Enfin, il y a la croyance. Ou, plus exactement, toutes les croyances qui nous habitent. Celles qui donnent de l ‘assurance, du sens à nos actions, des repères et de la confiance. Mais aussi, parfois, celles qui nous maintiennent dans l’illusion que « l’on pense ce que l’on vit en étant convaincu de savoir ce qui motive l’autre », pour reprendre la formule de Claude de Scorraille. Or, il est impossible d’être dans la tête d’autrui. Pire : au moindre doute, cette illusion se retourne contre soi, contre l’autre et le salarié se retrouve alors dans une posture défensive, envoyant sans le vouloir à son supérieur des messages négatifs et contreproductifs.

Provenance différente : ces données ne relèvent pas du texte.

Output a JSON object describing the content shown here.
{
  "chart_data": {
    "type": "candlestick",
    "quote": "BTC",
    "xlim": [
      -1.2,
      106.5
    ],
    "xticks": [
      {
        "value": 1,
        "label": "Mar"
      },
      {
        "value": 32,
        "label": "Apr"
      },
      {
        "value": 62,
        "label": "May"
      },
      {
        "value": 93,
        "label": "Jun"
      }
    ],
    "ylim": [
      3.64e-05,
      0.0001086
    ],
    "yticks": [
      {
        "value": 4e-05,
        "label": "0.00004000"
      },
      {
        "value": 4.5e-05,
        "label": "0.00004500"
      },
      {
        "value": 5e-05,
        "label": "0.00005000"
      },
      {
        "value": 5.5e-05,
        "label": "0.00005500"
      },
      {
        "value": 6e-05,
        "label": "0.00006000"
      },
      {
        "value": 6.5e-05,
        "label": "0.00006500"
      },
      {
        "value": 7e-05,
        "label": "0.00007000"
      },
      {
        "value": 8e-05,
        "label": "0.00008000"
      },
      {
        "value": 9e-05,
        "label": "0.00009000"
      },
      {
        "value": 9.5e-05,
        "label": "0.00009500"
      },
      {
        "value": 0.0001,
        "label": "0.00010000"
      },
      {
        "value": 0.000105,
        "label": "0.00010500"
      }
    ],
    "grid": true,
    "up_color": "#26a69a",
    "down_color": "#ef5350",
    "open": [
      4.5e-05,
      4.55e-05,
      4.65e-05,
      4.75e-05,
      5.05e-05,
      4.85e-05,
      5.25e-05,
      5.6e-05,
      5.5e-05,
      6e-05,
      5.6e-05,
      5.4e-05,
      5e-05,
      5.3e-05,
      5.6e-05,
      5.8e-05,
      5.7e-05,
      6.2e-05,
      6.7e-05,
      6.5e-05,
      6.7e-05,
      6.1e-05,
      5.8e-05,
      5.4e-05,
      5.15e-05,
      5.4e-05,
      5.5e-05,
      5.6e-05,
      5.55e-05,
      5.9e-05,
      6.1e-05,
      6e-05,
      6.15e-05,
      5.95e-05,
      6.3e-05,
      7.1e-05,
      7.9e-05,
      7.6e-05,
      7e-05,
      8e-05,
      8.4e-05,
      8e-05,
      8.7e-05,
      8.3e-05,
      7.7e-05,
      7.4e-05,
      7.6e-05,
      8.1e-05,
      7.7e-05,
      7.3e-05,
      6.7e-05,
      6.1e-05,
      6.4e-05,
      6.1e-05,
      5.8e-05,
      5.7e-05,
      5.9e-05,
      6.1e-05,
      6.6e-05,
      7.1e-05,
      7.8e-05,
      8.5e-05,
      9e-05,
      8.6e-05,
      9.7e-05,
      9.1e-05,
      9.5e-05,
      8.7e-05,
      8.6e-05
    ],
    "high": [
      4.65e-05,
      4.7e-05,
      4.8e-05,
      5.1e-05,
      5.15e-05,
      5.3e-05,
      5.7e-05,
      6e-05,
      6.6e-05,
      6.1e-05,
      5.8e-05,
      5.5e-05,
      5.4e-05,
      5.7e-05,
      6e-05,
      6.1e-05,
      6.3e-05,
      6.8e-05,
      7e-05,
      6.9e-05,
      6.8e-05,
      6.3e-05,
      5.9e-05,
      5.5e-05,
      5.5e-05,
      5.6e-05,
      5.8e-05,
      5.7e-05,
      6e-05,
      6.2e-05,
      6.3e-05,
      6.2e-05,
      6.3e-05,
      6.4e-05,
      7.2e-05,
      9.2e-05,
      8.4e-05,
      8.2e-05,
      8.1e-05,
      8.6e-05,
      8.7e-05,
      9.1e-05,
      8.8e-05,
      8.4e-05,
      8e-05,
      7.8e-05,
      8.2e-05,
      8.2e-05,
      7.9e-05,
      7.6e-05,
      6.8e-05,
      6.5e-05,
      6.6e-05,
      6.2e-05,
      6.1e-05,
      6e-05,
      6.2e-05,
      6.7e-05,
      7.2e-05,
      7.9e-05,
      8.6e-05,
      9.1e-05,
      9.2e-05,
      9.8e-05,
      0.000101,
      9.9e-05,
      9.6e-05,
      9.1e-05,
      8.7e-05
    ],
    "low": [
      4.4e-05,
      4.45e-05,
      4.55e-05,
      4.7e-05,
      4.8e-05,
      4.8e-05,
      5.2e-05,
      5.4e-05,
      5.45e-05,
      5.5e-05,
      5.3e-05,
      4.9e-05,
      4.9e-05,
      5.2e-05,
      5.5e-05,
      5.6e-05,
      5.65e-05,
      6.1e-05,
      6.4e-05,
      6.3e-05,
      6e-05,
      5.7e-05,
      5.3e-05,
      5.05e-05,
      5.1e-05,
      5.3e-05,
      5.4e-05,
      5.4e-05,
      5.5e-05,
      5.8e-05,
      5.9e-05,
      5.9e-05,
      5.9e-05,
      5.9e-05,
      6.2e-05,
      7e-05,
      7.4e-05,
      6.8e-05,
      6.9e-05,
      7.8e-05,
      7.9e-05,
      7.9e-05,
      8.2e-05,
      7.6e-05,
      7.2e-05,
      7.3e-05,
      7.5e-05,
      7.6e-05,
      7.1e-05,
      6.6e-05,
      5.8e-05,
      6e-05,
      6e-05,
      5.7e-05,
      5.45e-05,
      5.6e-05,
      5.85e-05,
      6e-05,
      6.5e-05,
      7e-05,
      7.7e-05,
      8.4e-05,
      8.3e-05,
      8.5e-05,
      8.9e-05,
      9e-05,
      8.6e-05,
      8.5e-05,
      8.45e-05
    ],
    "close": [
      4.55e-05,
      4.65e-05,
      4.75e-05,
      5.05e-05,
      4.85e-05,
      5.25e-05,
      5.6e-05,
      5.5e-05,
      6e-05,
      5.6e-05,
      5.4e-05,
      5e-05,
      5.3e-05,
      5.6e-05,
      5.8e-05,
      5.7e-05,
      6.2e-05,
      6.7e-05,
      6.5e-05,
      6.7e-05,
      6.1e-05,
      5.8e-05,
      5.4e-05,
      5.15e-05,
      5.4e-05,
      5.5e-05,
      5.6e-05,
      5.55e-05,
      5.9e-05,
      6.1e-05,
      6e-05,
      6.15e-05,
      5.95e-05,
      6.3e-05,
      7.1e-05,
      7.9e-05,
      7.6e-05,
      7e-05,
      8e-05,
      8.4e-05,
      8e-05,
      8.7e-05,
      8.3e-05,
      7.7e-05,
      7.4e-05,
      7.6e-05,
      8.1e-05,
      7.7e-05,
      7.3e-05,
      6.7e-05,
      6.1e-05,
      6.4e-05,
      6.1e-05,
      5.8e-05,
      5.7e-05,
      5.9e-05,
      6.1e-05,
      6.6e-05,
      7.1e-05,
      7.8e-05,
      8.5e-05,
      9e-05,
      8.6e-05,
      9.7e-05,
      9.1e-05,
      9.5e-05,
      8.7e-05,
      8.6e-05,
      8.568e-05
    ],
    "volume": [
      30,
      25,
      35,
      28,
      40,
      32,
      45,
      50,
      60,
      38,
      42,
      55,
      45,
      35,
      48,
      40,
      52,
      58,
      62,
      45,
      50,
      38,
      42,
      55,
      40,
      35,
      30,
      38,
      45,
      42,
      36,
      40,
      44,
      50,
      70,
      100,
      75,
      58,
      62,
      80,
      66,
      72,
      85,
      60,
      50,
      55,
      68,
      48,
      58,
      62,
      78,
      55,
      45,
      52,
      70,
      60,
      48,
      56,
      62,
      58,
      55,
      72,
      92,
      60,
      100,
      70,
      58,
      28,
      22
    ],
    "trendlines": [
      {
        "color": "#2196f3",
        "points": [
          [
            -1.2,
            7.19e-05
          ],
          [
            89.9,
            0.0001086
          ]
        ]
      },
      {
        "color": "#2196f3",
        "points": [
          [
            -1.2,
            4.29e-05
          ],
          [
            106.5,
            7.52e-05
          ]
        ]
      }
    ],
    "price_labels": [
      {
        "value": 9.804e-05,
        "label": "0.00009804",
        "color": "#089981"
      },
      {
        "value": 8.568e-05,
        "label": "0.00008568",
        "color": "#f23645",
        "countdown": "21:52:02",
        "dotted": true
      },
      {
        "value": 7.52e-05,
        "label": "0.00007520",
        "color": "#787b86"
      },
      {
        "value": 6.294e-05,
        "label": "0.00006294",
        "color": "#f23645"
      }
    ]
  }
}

Alors ? Alors, on le voit, il n’existe pas de remède miracle. Tout au plus quelques réactions salvatrices : parler – à ses collègues, à son entourage ; renoncer – à répondre à des attentes irréalistes ; admettre – le réel, même insatisfaisant ; se protéger – parce qu’en définitive, la seule personne sur laquelle on a prise, c’est soi-même. Ça ne suffit pas toujours. Mais c’est un premier pas.